Why Design Matters: Conversations with the World’s Most Creative People by Debbie Millman
Why Design Matters: Conversations with the World's Most Creative People
By Debbie Millman
Publisher: Harper Design
Published: February 22, 2022
Debbie Millman—author, educator, brand consultant, and host of the widely successful and award-winning podcast “Design Matters”—showcases dozens of her most exciting interviews, bringing together insights and reflections from today’s leading creative minds from across diverse fields.
Milton Glaser: POP by Steven Heller, Mirko Ilić, and Beth Kleber
Milton Glaser: POP
By Steven Heller, Mirko Ilić, and Beth Kleber
Publisher: The Monacelli Press
Published: March 2023
This collection of work from graphci design legend Milton Glaser’s Pop period features hundreds of examples of the designer’s work that have not been seen since their original publication, demonstrating the graphic revolution that transformed design and popular culture.

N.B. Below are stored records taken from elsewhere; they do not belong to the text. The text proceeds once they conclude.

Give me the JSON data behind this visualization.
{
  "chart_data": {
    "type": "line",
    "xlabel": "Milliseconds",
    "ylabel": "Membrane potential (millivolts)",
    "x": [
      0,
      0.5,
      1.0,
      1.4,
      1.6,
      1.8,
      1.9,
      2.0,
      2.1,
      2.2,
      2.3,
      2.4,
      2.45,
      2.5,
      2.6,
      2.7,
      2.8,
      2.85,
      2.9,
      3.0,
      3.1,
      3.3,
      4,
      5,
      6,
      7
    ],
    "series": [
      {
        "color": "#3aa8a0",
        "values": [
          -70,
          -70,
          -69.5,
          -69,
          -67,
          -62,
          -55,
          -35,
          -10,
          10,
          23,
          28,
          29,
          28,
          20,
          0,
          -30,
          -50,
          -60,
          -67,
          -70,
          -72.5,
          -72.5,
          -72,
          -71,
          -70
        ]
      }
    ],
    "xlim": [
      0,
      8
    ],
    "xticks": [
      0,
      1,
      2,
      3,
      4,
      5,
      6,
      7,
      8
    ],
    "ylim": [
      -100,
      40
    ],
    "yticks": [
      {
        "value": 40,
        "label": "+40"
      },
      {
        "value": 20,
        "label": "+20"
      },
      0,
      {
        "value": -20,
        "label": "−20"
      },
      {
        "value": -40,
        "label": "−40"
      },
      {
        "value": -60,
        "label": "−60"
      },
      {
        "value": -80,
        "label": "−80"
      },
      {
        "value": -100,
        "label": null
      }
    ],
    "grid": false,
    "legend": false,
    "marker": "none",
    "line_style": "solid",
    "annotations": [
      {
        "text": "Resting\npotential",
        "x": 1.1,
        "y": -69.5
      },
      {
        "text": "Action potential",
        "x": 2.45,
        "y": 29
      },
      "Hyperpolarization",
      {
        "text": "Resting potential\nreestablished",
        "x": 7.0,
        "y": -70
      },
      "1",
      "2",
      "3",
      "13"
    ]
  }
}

Meet Me by the Fountain: An Inside History of the Mall by Alexandra Lange
Meet Me by the Fountain: An Inside History of the Mall
By Alexandra Lange
Publisher: Bloomsbury
Published: June 2022
Chronicles postwar architects’ and merchants’ invention of the shopping mall, revealing how the design of these marketplaces played an integral role in their cultural ascent. Publishers Weekly writes, “Contending that malls answer ‘the basic human need’ of bringing people together, influential design critic Lange advocates for retrofitting abandoned shopping centers into college campuses, senior housing, and ‘ethnocentric marketplaces’ catering to immigrant communities. Lucid and well researched, this is an insightful study of an overlooked and undervalued architectural form.”
Die Fläche: Design and Lettering of the Vienna Secession, 1902–1911 (Facsimile Edition) by Diane V. Silverthorne, Dan Reynolds, and Megan Brandow-Faller
Die Fläche: Design and Lettering of the Vienna Secession, 1902–1911 (Facsimile Edition)
By Diane V. Silverthorne, Dan Reynolds, and Megan Brandow-Faller
Publisher: Letterform Archives Books
Published: October 2023
This facsimile edition of Die Fläche, recreates every page of the formative design periodical in full color and at original size, accompanied by essays that contextualize the work, highlighting contributions by pathbreaking women, innovative lettering artists, and key practitioners of the new “surface art,” including Rudolf von Larisch, Alfred Roller, and Wiener Werkstätte founders Koloman Moser and Josef Hoffmann.